By default, BunkerM keeps up to 50,000 messages and 7 days of history. When either limit is crossed, the oldest entries are pruned automatically. Both limits are adjustable via environment variables if your setup needs more headroom.
The Message History page lives under Logs in the sidebar. At the top, four stat cards give you a quick read: total messages stored, number of unique topics, database size on disk, and the current retention window.
Below that, a topic dropdown (populated from everything the broker has seen) and a free-text search box let you narrow the table. The search matches both topic paths and payload content. Results are paginated at 100 per page, newest-first.
Every row has a replay button. Click it to open a dialog pre-filled with the original topic and payload. You can edit the payload, adjust QoS and the retain flag, then publish. The replayed message goes straight to the broker and gets recorded as a new entry.
A pressure sensor on a production line is sending inconsistent readings. The anomaly detector flagged it, but the alert only tells you the deviation score, not what was actually published. Pull up Message History, filter by the sensor topic, and scroll back to the flagged timestamp. The raw payload is right there. You can see whether it was a bad value, a missing field, or a unit change in the firmware.
You are building a new consumer service that needs to handle a specific sequence of MQTT messages from your production sensors. Instead of waiting for the right conditions to occur naturally, capture a representative set of messages in history, then replay them against your new service in a controlled environment.
Something toggled a light switch at 2 AM. The automation rule that did it may have triggered on a payload from another device. Message History lets you reconstruct the exact sequence: filter by the relevant topics around that timestamp and trace back what was published before the switch fired.
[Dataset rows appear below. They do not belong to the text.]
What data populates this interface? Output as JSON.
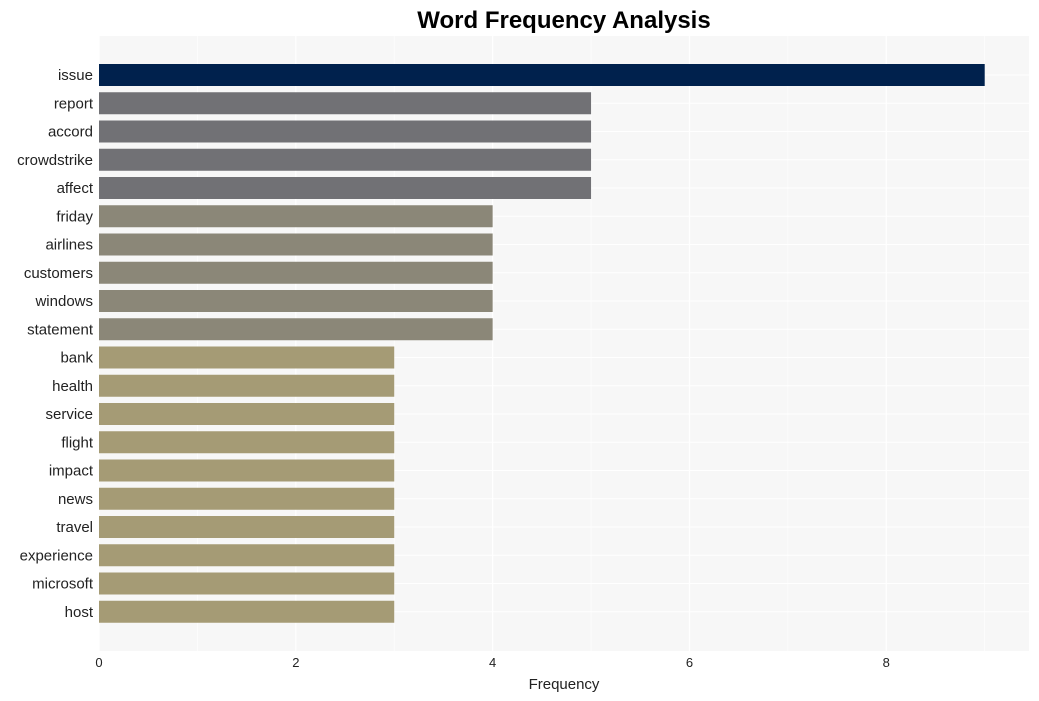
{
  "chart_data": {
    "type": "bar",
    "orientation": "horizontal",
    "title": "Word Frequency Analysis",
    "xlabel": "Frequency",
    "ylabel": "",
    "xlim": [
      0,
      9.45
    ],
    "xticks": [
      0,
      2,
      4,
      6,
      8
    ],
    "grid": true,
    "legend": "none",
    "categories": [
      "issue",
      "report",
      "accord",
      "crowdstrike",
      "affect",
      "friday",
      "airlines",
      "customers",
      "windows",
      "statement",
      "bank",
      "health",
      "service",
      "flight",
      "impact",
      "news",
      "travel",
      "experience",
      "microsoft",
      "host"
    ],
    "values": [
      9,
      5,
      5,
      5,
      5,
      4,
      4,
      4,
      4,
      4,
      3,
      3,
      3,
      3,
      3,
      3,
      3,
      3,
      3,
      3
    ],
    "color_by_value": {
      "9": "#00214d",
      "5": "#717175",
      "4": "#8b8778",
      "3": "#a59b75"
    },
    "plot_background": "#f7f7f7",
    "grid_color": "#ffffff"
  }
}
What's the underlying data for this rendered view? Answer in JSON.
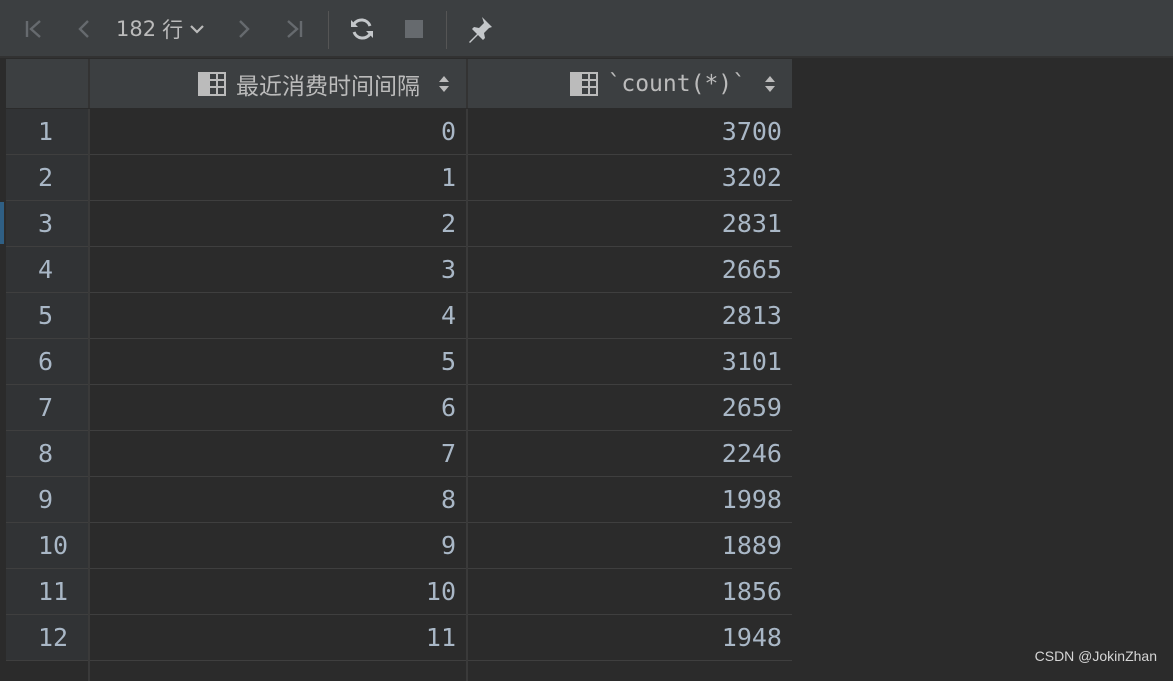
{
  "toolbar": {
    "row_count": "182",
    "row_unit": "行",
    "icons": [
      "first-page-icon",
      "previous-page-icon",
      "chevron-down-icon",
      "next-page-icon",
      "last-page-icon",
      "refresh-icon",
      "stop-icon",
      "pin-icon"
    ]
  },
  "columns": [
    {
      "label": "最近消费时间间隔",
      "icon": "table-column-icon"
    },
    {
      "label": "`count(*)`",
      "icon": "table-column-icon"
    }
  ],
  "rows": [
    {
      "n": "1",
      "a": "0",
      "b": "3700"
    },
    {
      "n": "2",
      "a": "1",
      "b": "3202"
    },
    {
      "n": "3",
      "a": "2",
      "b": "2831"
    },
    {
      "n": "4",
      "a": "3",
      "b": "2665"
    },
    {
      "n": "5",
      "a": "4",
      "b": "2813"
    },
    {
      "n": "6",
      "a": "5",
      "b": "3101"
    },
    {
      "n": "7",
      "a": "6",
      "b": "2659"
    },
    {
      "n": "8",
      "a": "7",
      "b": "2246"
    },
    {
      "n": "9",
      "a": "8",
      "b": "1998"
    },
    {
      "n": "10",
      "a": "9",
      "b": "1889"
    },
    {
      "n": "11",
      "a": "10",
      "b": "1856"
    },
    {
      "n": "12",
      "a": "11",
      "b": "1948"
    }
  ],
  "watermark": "CSDN @JokinZhan"
}
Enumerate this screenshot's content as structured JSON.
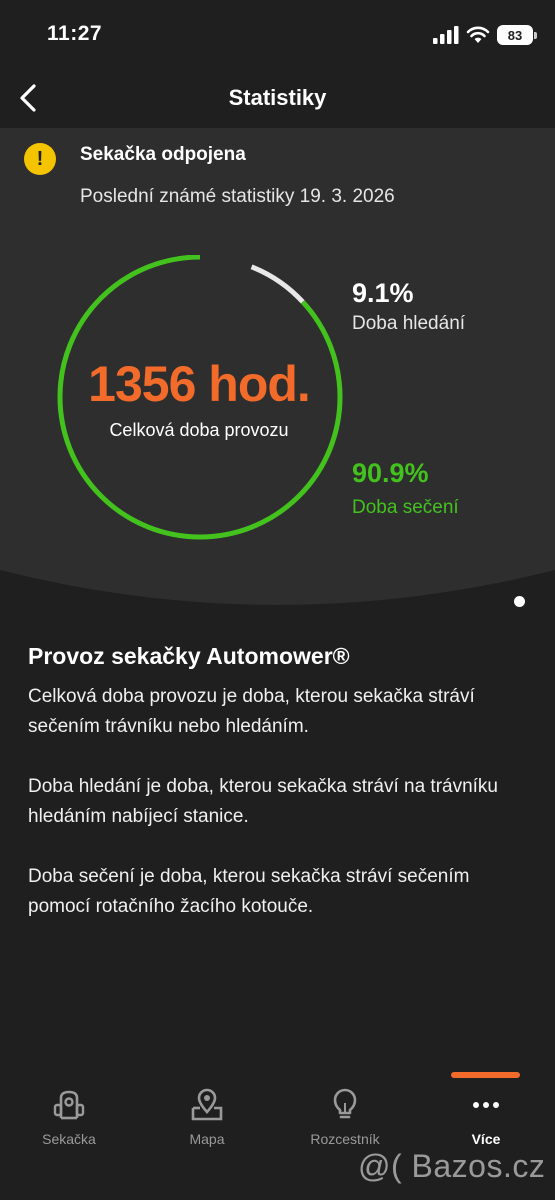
{
  "status_bar": {
    "time": "11:27",
    "battery": "83"
  },
  "nav": {
    "title": "Statistiky"
  },
  "alert": {
    "title": "Sekačka odpojena",
    "subtitle": "Poslední známé statistiky 19. 3. 2026"
  },
  "stats": {
    "total_value": "1356 hod.",
    "total_label": "Celková doba provozu",
    "search_percent_text": "9.1%",
    "search_label": "Doba hledání",
    "mowing_percent_text": "90.9%",
    "mowing_label": "Doba sečení",
    "search_fraction": 0.091,
    "mowing_fraction": 0.909
  },
  "info": {
    "title": "Provoz sekačky Automower®",
    "p1": "Celková doba provozu je doba, kterou sekačka stráví sečením trávníku nebo hledáním.",
    "p2": "Doba hledání je doba, kterou sekačka stráví na trávníku hledáním nabíjecí stanice.",
    "p3": "Doba sečení je doba, kterou sekačka stráví sečením pomocí rotačního žacího kotouče."
  },
  "tabs": [
    {
      "label": "Sekačka",
      "icon": "mower-icon"
    },
    {
      "label": "Mapa",
      "icon": "map-icon"
    },
    {
      "label": "Rozcestník",
      "icon": "lightbulb-icon"
    },
    {
      "label": "Více",
      "icon": "more-icon"
    }
  ],
  "watermark": "@( Bazos.cz",
  "colors": {
    "accent": "#f26b2a",
    "mowing": "#43c21e",
    "search": "#e8e8e8",
    "warning": "#f5c400",
    "background": "#1f1f1f",
    "card": "#2e2e2e"
  }
}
A device just pushed a firmware update that changed its JSON structure. You need to update the consumer that reads from that topic, but the new firmware is already deployed and you no longer have access to a device running the old version. The old payloads are in Message History. Use them as the reference while writing the migration.
By default, the SQLite file lives inside the container and is lost when the container is removed. Mount a named Docker volume to keep history across restarts:
docker run -d \
-p 1900:1900 -p 2000:2000 \
-v history_data:/var/lib/history \
bunkeriot/bunkerm:latest
The official docker-compose.yml already includes this volume. If you are using Compose, no changes are needed.
Message History ships in the latest BunkerM image. Pull and restart your container:
docker pull bunkeriot/bunkerm:latest
docker compose up -d The history service starts automatically. Go to Logs, Message History and it will be there.